Esa acción me permitió llevar una vida apacible entre mis iguales, los años siguientes, sin necesidad de reválida.
Después de otro par de ignotas puertas venía la peluquería de Nario, un calvo siciliano amante del teatro que, al llegar las ocho, colgaba las tijeras para ensayar, en ese mismo salón, con el conjunto de teatro vocacional del barrio (que integraba Alba, profesora de danzas españolas, una deliciosa asturiana de largo cabello rubio, un poco mayor para mis pretensiones). Al lado vivía el mecánico Carmelo, de familia napolitana, que trabajaba de sol a sol para que su hermano mayor pudiera estudiar medicina y- así de pálido, flaco y ojeroso- se convirtiera en el primer profesional de la tribu (y del barrio si se exceptuaba al farmaceútico, cuya fama para aplicar inyecciones había traspasado las fronteras de Villa Pueyrredón).
Llegamos al pasaje con nombre de prócer dominicano: Juan Pablo Duarte (al que siempre confundimos con el hermano de Eva Perón, Juan Duarte, suicidado en esos años en circunstancias poco claras). Allí habitaban varias familias del interior del país, como la de "Anchoíta", el de bigotes finitos y madre prostituta, originarios de San Luis. Fue famosa la anécdota de la progenitora de "Anchoíta" con Mancuso, el petiso y acaudalado metalúrgico italiano de enfrente, que no reproduciré por delicadeza; sí puedo señalar que esa historia casi le cuesta a la muy pía y legítima señora Mancuso el cargo de Presidenta de la Comisión de Damas de la parroquia Nuestra Señora del Huerto, que ocupaba toda una manzana en la otra cuadra. Mancuso fue, durante mucho tiempo, el único vecino que se iba de vacaciones a Mar del Plata. Cuando regresaba, con su espectacular automóvil Henry J, se producía la ceremonia: el magnate apoyaba los pies en la vereda y todos los chicos, en grupo, podíamos ver la arena marplatense que llevaba en sus zapatos, símbolo del paraíso inalcanzable.
También vivía en el pasaje una familia gitana, cuyos tres hijos integraban el equipo de fútbol barrial. El Piti, el menor de ellos, terminó muy temprano entre rejas, creo que por robar un taxi. Frente a los gitanos estaban los dos hermanos mendocinos que eran los lecherosde la zona, a la que abastecían desde un simpático carrito tirado por un caballo.

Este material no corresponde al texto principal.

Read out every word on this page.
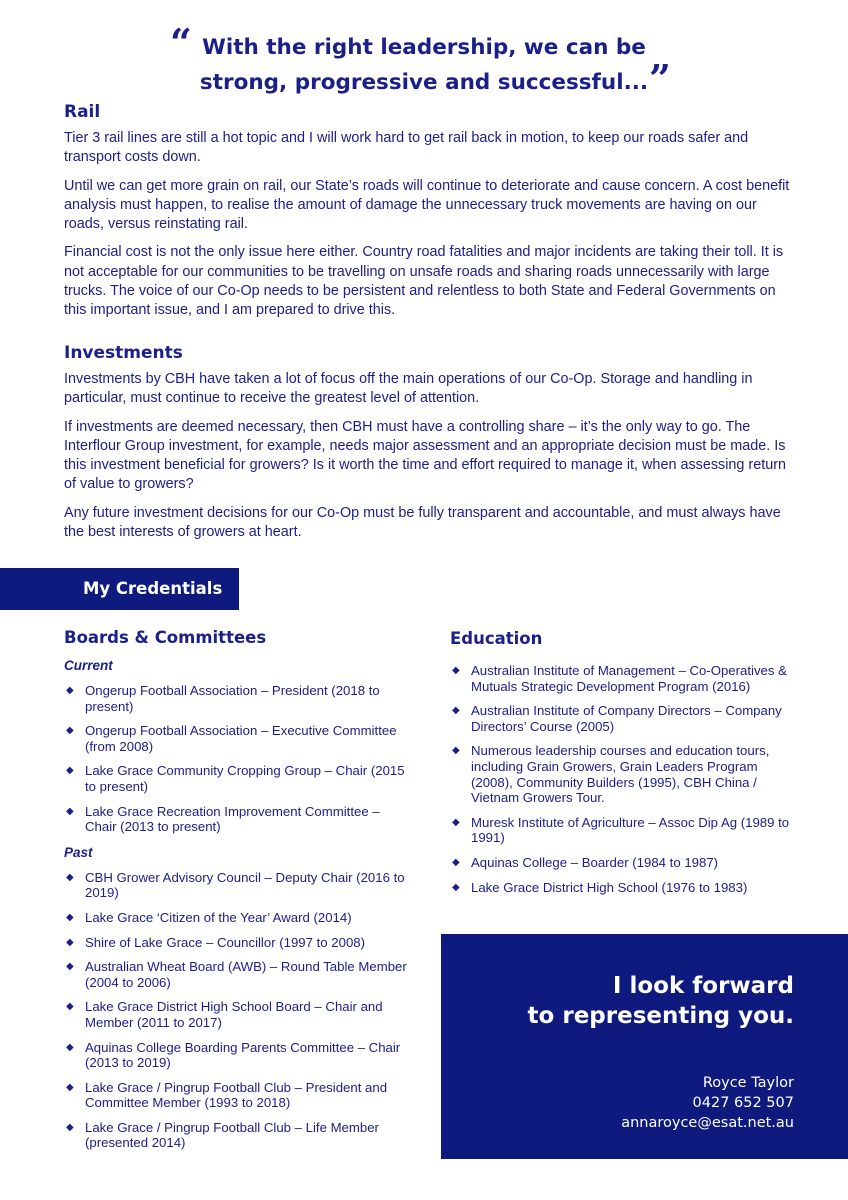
“ With the right leadership, we can be
strong, progressive and successful... ”
Rail

Tier 3 rail lines are still a hot topic and I will work hard to get rail back in motion, to keep our roads safer and transport costs down.

Until we can get more grain on rail, our State’s roads will continue to deteriorate and cause concern. A cost benefit analysis must happen, to realise the amount of damage the unnecessary truck movements are having on our roads, versus reinstating rail.

Financial cost is not the only issue here either. Country road fatalities and major incidents are taking their toll. It is not acceptable for our communities to be travelling on unsafe roads and sharing roads unnecessarily with large trucks. The voice of our Co-Op needs to be persistent and relentless to both State and Federal Governments on this important issue, and I am prepared to drive this.

Investments

Investments by CBH have taken a lot of focus off the main operations of our Co-Op. Storage and handling in particular, must continue to receive the greatest level of attention.

If investments are deemed necessary, then CBH must have a controlling share – it’s the only way to go. The Interflour Group investment, for example, needs major assessment and an appropriate decision must be made. Is this investment beneficial for growers? Is it worth the time and effort required to manage it, when assessing return of value to growers?

Any future investment decisions for our Co-Op must be fully transparent and accountable, and must always have the best interests of growers at heart.

My Credentials
Boards & Committees
Current
◆ Ongerup Football Association – President (2018 to present)
◆ Ongerup Football Association – Executive Committee (from 2008)
◆ Lake Grace Community Cropping Group – Chair (2015 to present)
◆ Lake Grace Recreation Improvement Committee – Chair (2013 to present)
Past
◆ CBH Grower Advisory Council – Deputy Chair (2016 to 2019)
◆ Lake Grace ‘Citizen of the Year’ Award (2014)
◆ Shire of Lake Grace – Councillor (1997 to 2008)
◆ Australian Wheat Board (AWB) – Round Table Member (2004 to 2006)
◆ Lake Grace District High School Board – Chair and Member (2011 to 2017)
◆ Aquinas College Boarding Parents Committee – Chair (2013 to 2019)
◆ Lake Grace / Pingrup Football Club – President and Committee Member (1993 to 2018)
◆ Lake Grace / Pingrup Football Club – Life Member (presented 2014)
Education
◆ Australian Institute of Management – Co-Operatives & Mutuals Strategic Development Program (2016)
◆ Australian Institute of Company Directors – Company Directors’ Course (2005)
◆ Numerous leadership courses and education tours, including Grain Growers, Grain Leaders Program (2008), Community Builders (1995), CBH China / Vietnam Growers Tour.
◆ Muresk Institute of Agriculture – Assoc Dip Ag (1989 to 1991)
◆ Aquinas College – Boarder (1984 to 1987)
◆ Lake Grace District High School (1976 to 1983)
I look forward
to representing you.
Royce Taylor
0427 652 507
annaroyce@esat.net.au
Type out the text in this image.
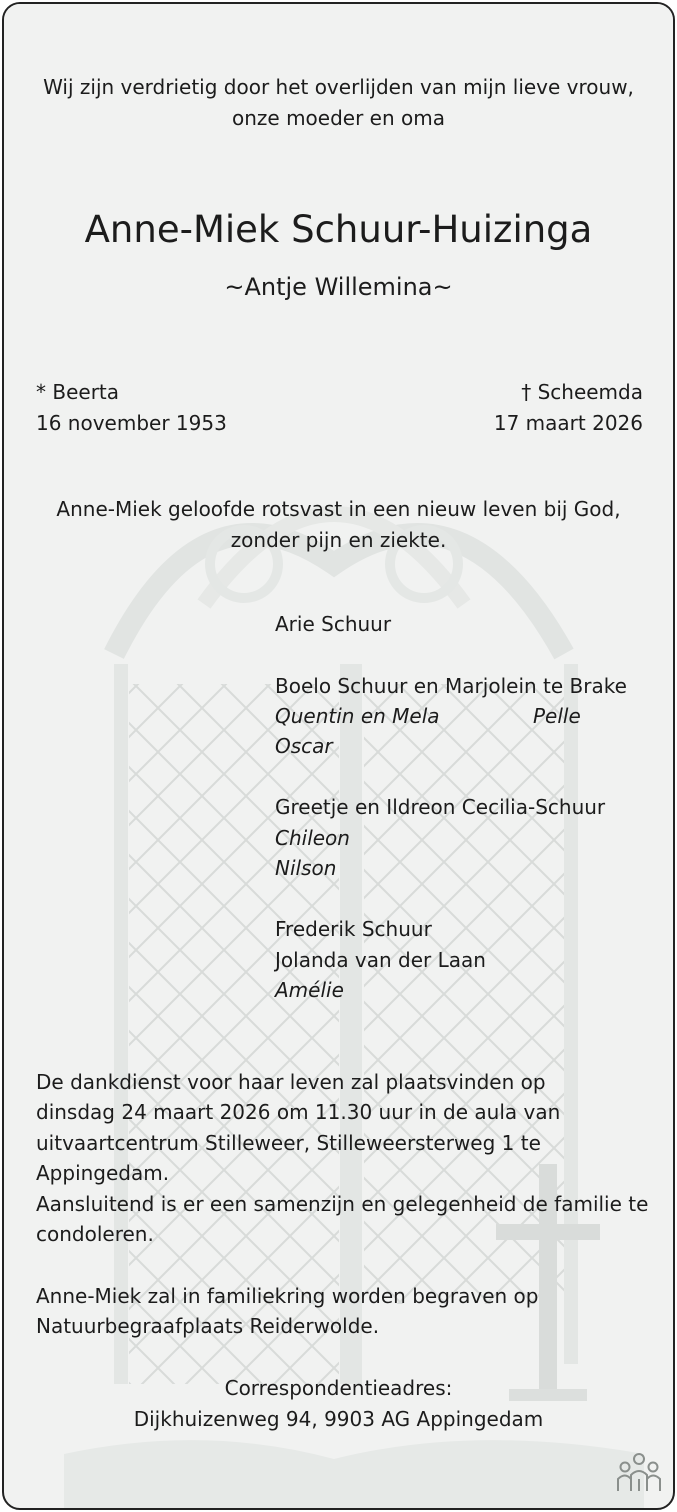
Wij zijn verdrietig door het overlijden van mijn lieve vrouw,
onze moeder en oma
Anne-Miek Schuur-Huizinga
~Antje Willemina~
* Beerta
16 november 1953
† Scheemda
17 maart 2026
Anne-Miek geloofde rotsvast in een nieuw leven bij God,
zonder pijn en ziekte.
Arie Schuur
Boelo Schuur en Marjolein te Brake
Quentin en Mela	Pelle
Oscar
Greetje en Ildreon Cecilia-Schuur
Chileon
Nilson
Frederik Schuur
Jolanda van der Laan
Amélie
De dankdienst voor haar leven zal plaatsvinden op
dinsdag 24 maart 2026 om 11.30 uur in de aula van
uitvaartcentrum Stilleweer, Stilleweersterweg 1 te
Appingedam.
Aansluitend is er een samenzijn en gelegenheid de familie te
condoleren.
Anne-Miek zal in familiekring worden begraven op
Natuurbegraafplaats Reiderwolde.
Correspondentieadres:
Dijkhuizenweg 94, 9903 AG Appingedam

Uno de ellos, nos enteramos un día, se ahorcó en la higuera del fondo de su casa,atormentado por la pasión hacia una mujer casada. Ya no se escuchan historias de amor como esas, aunque seguramente siguen ocurriendo; sucede que ahora estamos muy ocupados como para prestarles atención. Historia de amor fue también la que Francisca, madura panadera española, vivió con un joven cliente, con el que escapó una noche de domingo, aprovechando que los lunes el negocio estaba cerrado y, por consiguiente, no se horneaba el pan de madrugada.
Robustiano, que así se llamaba el pobre marido abandonado, tuvo que mudarse del barrio, con un ataque depresivo a cuestas. Al lado de la panadería, ya sobre Mosconi otra vez, estaba la casa de don Guerra, un viejo criollo que había sido resero y ahora, algo perdido en la ciudad, hacía mudanzas con un camioncito. El martillero que ocupaba el local contiguo, otro criollazo de ley, se dedicaba a gestorías y- previo pago de módicas sumas- conseguía favores en oficinas públicas para tramitar cualquier cosa, desde documentos para inmigrantes llegados de contrabando hasta exención de multas por construir sin permiso. Este simpático buscavidas era la cara inversa del búlgaro de la pinturería, Penoff, un hombrón alto y trabajador al que jamás, en muchos años, ví sonreír. Se supo, sí, que mantenía cierta enemistad con nuestro vecino, el yugoeslavo del bar, que había llegado al país más o menos por la misma época, con un hermoso bebé rubio que se convirtió en el mimado de los parroquianos: lo llamaban Dinti y sobrevivió, entre otras cosas, a la ingestión de un cuarto litro de kerosene dejado a su alcance.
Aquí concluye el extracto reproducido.